You may think you've seen something like this before — geeky, outsider high-schoolers, tormented by questions of identity, setting up their own eccentric little world — but whiz-kid playwright Stephen Karam, who made a name for himself a couple of years ago when he co-wrote Columbinus, a play about the Columbine massacre, has a humorous and original take on the situation. Speech & Debate is peppered with spurts of genuine humor and pierced by little darts of surprise. There are also the usual allusions to teenage sexual confusion, pokes at censorship and depictions of the adult world's prudery, as well as its obtuse refusal to admit that teenagers have any sexual feelings at all. This adult world is represented by two characters: a small-minded, conventional teacher and a newspaper reporter anxious to simplify the kids' complicated travails into a smooth-voiced, slice-of-life National Public Radio story.

The teens are all interesting characters, spiky and self-obsessed as only teenagers can be, as ignorant about life's realities as they are technologically sophisticated and skilled at yanking each other's chains. They don't really bond in opposition to outside rejection as geeky kids in movies usually do, and they don't feud or fight in any sustained way, either. Instead, they use each other to meet their individual needs — manipulating, attacking or soothing as necessary. Howie, Solomon and Diwata are entirely at home in the brave new world of blogs, chat rooms, texting, Facebook and podcasts, but they suffer from all the roiling anxieties of adolescents through the ages, and their understanding of life comes primarily from the hokey truisms of pop culture. For Diwata, Wicked is a sacred text.

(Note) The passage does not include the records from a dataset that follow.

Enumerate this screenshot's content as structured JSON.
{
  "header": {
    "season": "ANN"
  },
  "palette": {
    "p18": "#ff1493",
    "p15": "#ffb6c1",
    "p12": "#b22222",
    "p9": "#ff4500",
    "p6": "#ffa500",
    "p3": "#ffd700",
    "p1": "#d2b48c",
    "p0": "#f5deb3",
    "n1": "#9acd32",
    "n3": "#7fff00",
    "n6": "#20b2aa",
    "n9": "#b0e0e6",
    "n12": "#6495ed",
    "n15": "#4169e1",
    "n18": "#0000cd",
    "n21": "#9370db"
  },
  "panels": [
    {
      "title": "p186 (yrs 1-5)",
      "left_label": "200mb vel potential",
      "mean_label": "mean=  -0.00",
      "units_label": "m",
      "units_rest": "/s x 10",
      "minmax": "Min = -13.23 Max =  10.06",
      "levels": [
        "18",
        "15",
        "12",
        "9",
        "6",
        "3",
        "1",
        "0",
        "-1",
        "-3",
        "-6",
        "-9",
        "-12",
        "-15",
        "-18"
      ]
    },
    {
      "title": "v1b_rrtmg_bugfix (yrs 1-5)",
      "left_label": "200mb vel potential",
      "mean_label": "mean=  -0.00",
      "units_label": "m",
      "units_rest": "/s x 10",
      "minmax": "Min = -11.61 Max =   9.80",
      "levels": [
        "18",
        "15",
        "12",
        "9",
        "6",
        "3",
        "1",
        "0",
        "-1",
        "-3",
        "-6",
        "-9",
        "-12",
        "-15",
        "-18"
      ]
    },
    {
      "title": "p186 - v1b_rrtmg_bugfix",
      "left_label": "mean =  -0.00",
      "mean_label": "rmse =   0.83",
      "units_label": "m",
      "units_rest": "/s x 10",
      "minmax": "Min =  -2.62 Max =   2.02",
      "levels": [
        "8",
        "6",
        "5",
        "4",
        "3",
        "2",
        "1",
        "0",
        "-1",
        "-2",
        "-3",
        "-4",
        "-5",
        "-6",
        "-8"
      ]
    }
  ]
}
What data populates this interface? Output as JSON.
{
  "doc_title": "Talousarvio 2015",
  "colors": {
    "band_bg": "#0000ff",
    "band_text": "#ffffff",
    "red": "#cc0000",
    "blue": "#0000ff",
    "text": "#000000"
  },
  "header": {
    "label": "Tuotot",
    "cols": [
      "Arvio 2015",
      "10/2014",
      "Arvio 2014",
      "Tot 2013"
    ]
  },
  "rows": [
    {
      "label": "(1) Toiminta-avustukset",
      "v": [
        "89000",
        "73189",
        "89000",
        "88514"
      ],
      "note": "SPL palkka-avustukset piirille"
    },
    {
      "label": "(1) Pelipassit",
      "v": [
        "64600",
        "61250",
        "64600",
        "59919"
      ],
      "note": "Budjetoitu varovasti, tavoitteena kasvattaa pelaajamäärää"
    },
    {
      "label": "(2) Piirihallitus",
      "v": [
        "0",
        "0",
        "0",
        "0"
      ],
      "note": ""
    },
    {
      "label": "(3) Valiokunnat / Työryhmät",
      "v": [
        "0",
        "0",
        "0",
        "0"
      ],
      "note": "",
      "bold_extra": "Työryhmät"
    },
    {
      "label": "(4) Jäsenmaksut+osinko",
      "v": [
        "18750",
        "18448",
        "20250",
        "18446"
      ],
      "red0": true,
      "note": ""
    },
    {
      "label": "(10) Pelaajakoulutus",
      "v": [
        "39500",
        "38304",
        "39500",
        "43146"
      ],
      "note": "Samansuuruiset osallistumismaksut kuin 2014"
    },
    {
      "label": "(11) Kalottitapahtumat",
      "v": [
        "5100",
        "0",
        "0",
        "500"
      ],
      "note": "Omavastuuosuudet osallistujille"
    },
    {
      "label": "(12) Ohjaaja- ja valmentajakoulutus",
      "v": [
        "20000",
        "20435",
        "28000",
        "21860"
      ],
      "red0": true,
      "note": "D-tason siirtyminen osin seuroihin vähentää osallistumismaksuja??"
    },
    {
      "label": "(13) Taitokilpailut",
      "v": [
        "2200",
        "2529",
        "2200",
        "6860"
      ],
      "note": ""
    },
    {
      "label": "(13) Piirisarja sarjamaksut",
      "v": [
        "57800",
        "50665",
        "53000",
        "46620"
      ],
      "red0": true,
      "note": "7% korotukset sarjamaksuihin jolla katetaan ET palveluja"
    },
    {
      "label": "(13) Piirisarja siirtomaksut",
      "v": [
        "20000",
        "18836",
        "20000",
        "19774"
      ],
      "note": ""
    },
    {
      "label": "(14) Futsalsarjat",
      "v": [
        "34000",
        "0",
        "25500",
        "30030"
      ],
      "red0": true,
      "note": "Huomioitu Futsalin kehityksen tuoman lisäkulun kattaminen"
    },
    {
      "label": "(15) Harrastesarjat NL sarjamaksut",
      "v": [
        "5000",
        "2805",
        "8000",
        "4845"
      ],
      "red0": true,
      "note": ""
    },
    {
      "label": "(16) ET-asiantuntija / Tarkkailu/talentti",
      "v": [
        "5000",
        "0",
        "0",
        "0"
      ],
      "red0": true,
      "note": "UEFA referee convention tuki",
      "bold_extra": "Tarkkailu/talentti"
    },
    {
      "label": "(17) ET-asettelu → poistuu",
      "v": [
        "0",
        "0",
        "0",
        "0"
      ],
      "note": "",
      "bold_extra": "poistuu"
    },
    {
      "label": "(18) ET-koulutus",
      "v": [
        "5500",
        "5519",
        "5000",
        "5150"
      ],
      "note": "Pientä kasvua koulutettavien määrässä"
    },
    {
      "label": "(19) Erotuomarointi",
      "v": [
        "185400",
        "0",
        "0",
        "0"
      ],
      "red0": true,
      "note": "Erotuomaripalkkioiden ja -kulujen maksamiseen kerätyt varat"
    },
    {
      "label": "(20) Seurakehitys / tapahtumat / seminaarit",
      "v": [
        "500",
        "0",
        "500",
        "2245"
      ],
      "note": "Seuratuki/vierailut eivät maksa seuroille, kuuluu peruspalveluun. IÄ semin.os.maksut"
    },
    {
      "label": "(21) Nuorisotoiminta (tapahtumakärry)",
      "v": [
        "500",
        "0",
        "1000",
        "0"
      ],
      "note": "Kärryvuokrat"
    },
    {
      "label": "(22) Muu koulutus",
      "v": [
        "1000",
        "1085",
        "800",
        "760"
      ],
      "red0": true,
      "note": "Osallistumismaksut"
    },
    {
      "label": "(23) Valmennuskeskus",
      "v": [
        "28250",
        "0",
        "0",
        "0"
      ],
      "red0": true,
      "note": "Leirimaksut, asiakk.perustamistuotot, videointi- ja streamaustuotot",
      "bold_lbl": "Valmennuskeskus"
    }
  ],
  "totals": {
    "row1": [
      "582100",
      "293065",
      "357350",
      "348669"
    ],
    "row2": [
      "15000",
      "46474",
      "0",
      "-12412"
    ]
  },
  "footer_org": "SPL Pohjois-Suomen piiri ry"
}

Getting in early on this sparky, original script represents a triumph for Curious Theatre, particularly in a season when so many local stages have been filled with tired and ancient fare. Still, the production doesn't entirely work; director Dee Covington has either allowed or outright encouraged an awful lot of overacting. Steven J. Burge keeps his footing as Howie because, as an actor, he has a knack for blending stylization with emotional honesty. He camps and sashays, but you know there's a real and very interesting person underneath it all, a boy as vulnerable as he is funny. Glen Moore's Solomon is more straightforward; his feelings don't seem to run as deep. But his modest contribution to the energy of the action is completely swamped by the hyper, over-the-top shenanigans of Laura Jo Trexler as Diwata. This girl is all over the place, mugging, hamming, incessantly moving her body. You can barely focus on what she's saying because she's acting so ferociously. Sure, Diwata is an extrovert, a ham, a narcissist — but you can play an exhibitionist without actually being one, and the trick is to show the human being beneath the ham. It's not that Trexler lacks raw talent: She's a vivid presence on stage, with a terrific singing voice and a lithe way of moving. She just needs to stop periodically and think about what she's saying — to understand, as all really good actors do to their bones, the transformative power of stillness and silence.